- Springfield Center, New York
- Coordinates: 42°49′44″N 74°52′36″W﻿ / ﻿42.82889°N 74.87667°W
- Country: United States
- State: New York
- County: Otsego
- Town: Springfield

Area
- • Total: 4.82 sq mi (12.49 km^{2})
- • Land: 4.81 sq mi (12.47 km^{2})
- • Water: 0.0077 sq mi (0.02 km^{2})
- Elevation: 1,260 ft (380 m)
- Time zone: UTC-5 (Eastern (EST))
- • Summer (DST): UTC-4 (EDT)
- ZIP code: 13468
- Area code: 607
- GNIS feature ID: 966098

= Springfield Center, New York =

Springfield Center is a hamlet (and census-designated place) in the town of Springfield, Otsego County, New York, United States.
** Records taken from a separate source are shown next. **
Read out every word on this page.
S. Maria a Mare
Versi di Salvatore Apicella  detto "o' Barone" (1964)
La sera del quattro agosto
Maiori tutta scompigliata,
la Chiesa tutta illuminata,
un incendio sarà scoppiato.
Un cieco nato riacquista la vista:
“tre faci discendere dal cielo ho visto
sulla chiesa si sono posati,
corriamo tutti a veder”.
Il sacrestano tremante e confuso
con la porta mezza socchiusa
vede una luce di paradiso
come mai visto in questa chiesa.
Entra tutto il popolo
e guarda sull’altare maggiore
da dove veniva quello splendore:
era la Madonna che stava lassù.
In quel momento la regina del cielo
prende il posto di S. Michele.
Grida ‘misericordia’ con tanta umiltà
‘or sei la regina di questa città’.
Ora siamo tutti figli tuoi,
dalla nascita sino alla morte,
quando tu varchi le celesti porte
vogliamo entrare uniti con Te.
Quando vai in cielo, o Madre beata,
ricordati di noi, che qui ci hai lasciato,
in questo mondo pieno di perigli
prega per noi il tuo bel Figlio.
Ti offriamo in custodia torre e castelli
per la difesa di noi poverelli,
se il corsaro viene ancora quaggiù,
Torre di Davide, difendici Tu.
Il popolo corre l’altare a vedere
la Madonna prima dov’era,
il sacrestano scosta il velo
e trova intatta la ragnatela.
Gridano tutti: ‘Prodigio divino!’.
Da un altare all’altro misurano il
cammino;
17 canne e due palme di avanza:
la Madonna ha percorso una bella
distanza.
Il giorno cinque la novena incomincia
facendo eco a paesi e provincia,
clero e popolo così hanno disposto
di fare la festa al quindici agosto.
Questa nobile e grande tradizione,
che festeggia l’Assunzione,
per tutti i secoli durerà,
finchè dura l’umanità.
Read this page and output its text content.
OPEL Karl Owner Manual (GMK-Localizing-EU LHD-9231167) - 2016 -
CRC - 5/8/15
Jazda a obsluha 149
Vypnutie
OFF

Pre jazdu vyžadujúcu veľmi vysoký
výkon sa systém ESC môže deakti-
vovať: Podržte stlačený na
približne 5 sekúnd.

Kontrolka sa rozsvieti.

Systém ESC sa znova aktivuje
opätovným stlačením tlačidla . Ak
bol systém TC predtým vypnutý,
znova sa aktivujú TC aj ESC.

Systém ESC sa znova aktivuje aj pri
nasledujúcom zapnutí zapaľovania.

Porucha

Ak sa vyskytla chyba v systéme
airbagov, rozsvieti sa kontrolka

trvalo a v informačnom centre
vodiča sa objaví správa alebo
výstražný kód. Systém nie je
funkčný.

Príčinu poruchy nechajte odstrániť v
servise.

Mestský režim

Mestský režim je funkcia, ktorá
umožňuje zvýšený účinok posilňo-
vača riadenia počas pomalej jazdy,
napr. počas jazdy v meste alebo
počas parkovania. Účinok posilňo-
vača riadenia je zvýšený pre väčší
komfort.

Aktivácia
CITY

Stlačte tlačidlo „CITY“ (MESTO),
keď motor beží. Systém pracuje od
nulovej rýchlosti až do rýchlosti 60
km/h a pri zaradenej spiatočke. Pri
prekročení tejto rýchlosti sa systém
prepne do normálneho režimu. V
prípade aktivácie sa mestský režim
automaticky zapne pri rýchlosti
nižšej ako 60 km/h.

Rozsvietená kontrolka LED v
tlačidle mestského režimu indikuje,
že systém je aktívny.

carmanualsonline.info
As of the 2020 census, Springfield Center had a population of 336. Springfield Center is located on New York State Route 80, 9.2 mi north-northeast of the Village of Cooperstown. Springfield Center has a post office with ZIP code 13468, which opened on July 16, 1850.

The Springfield Center Elementary School was listed on the National Register of Historic Places in 2011, the St. Mary's Episcopal Church Complex in 2015, and the Warren Ferris House in 2016.